A sign showing a red circle surrounding a man walking. The is a large “Trust” sticker covering the man’s head.
Bernard Hermant on Unsplash

Trust in American institutions is eroding—and the nonprofit sector is not immune.

Independent Sector, a nonprofit trade group that monitors the sector, has measured a decline in Americans’ trust in nonprofits since 2020, when it first began tracking that metric via an annual survey of over 3,000 people.

The stakes, Independent Sector notes, are high.

But the group’s latest report, released this June, contained some good news for the sector: the survey found a rise in trust in nonprofits for the first time in four years—and that nonprofits remain the most trusted of various American institutions surveyed, from corporations to local and state government to the news media to the federal government.

The report states:

Trust in other sectors—like government, business, and media—continues to decline, leaving nonprofits the most trusted sector in this survey. Trust in philanthropy remains lower than trust in nonprofits, and trust in private foundations and high-net-worth individuals remains much lower than in 2020, the first year for which we have data (8).

The stakes, Independent Sector notes, are high. While trust might not be measured the same way as other metrics of industry health—financial ones, especially—it’s no less important to the sector:

Given the outsized importance of trust to our sector, it is imperative to regularly assess the status of trust so, ultimately, we can fashion the policy and practice changes needed to build this critical asset.…Without the public’s trust, everything we do to advance our collective missions becomes harder, if not impossible (5).

Key Findings

The latest Independent Sector report breaks down five key findings:

  1. After four years of decline, trust in nonprofits has rebounded by 5 points to 57%.
  2. Trust in philanthropy remains steady at 33%, lower than trust in nonprofits.
  3. Americans trust nonprofits to reduce national divisions more than they trust corporations, government, or media.
  4. Americans have less trust in nonprofits to advocate for public policies and conduct nonpartisan voter engagement.
  5. There are clear pathways for nonprofits to increase public trust in the sector (7).“Without the public’s trust, everything we do to advance our collective missions becomes harder, if not impossible.”

These findings represent a mixed bag in terms of news for the sector. The finding that trust in the sector appears to have “rebounded” in the last year, for example, is significantly tempered by the fact that this comes after four years of decline. With America once again at a political precipice, the one-year gain should be celebrated with caution.

Among other interesting findings was that while trust in philanthropy was overall significantly lower than that in nonprofits generally, private foundations saw a modest increase in trust, while trust declined when it came to “corporate philanthropy and high net worth individuals” (16).

Less Confidence in Public Advocacy

Despite relatively high marks of trust for nonprofits in their ability or role in improving society overall, the numbers look very different when it comes to nonprofit engagement in public policy advocacy and nonpartisan voter engagement.

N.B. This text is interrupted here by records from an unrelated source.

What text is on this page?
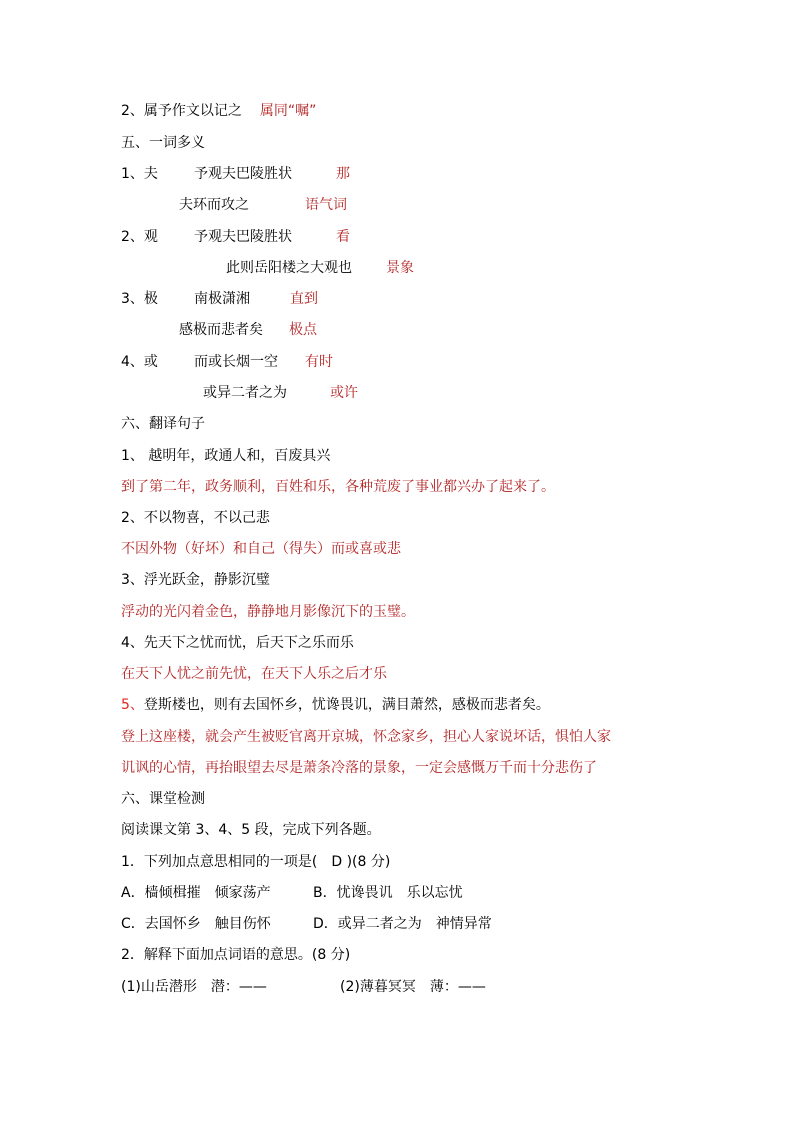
2、属予作文以记之 属同“嘱”
五、一词多义
1、夫	予观夫巴陵胜状	那
夫环而攻之	语气词
2、观	予观夫巴陵胜状	看
此则岳阳楼之大观也 景象
3、极	南极潇湘	直到
感极而悲者矣 极点
4、或	而或长烟一空 有时
或异二者之为	或许
六、翻译句子
1、 越明年，政通人和，百废具兴
到了第二年，政务顺利，百姓和乐，各种荒废了事业都兴办了起来了。
2、不以物喜，不以己悲
不因外物（好坏）和自己（得失）而或喜或悲
3、浮光跃金，静影沉璧
浮动的光闪着金色，静静地月影像沉下的玉璧。
4、先天下之忧而忧，后天下之乐而乐
在天下人忧之前先忧，在天下人乐之后才乐
5、登斯楼也，则有去国怀乡，忧谗畏讥，满目萧然，感极而悲者矣。
登上这座楼，就会产生被贬官离开京城，怀念家乡，担心人家说坏话，惧怕人家
讥讽的心情，再抬眼望去尽是萧条冷落的景象，一定会感慨万千而十分悲伤了
六、课堂检测
阅读课文第 3、4、5 段，完成下列各题。
1．下列加点意思相同的一项是(　D )(8 分)
A．樯倾楫摧　倾家荡产	B．忧谗畏讥　乐以忘忧
C．去国怀乡　触目伤怀	D．或异二者之为　神情异常
2．解释下面加点词语的意思。(8 分)
(1)山岳潜形　潜：——	(2)薄暮冥冥　薄：——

Only about one-fourth of respondents said they trusted nonprofits to avoid partisan politics (10), despite laws barring traditional nonprofits from participating in elections. About the same (low) proportion of respondents trusted nonprofits to “assist in the writing of or revision of laws and regulations,” even though nonprofits are free to do so.

Meanwhile, fewer than one-third of respondents expressed confidence in nonprofits providing “factual, unbiased information about political candidates and policy issues” (10).

There exist “clear pathways” to increasing trust in the sector.

One obvious question posed by these findings is why nonprofits are trusted to improve society yet not trusted nearly so much to engage in policy advocacy and voter engagement.

The report’s own analysis argues that “respondents believe nonprofit and philanthropic foundations becoming engaged in politics is disingenuous to their stated purpose and mission” (30).

As we’ve covered before, Independent Sector found in a previous report this year on the health of the nonprofit sector that only about one-quarter of nonprofits engage in advocacy and lobbying—compared to three-quarters just two decades ago.

The same report noted that just 13 percent of nonprofits reported engaging voters in 2022, even though nonprofits can—and should, some argue forcefully—conduct nonpartisan voter engagement work.

“Clear Pathways” to Increase Trust  

Despite ongoing challenges to the nonprofit sector in securing the trust of Americans, the Independent Sector report finds reason to be hopeful for the future and argues that there exist “clear pathways” to increasing trust in the sector.

For example, four in five Americans who volunteer, the report says, had experiences that made them view nonprofits more favorably (11).

And about 60 percent of respondents said that their trust in nonprofits would increase if nonprofits were more accountable to their ethical principles (11).

The report’s recommendations for building trust in the nonprofit sector, therefore, include committing to a set of organizational guidelines or ethical principles and creating more first-hand experiences like volunteering.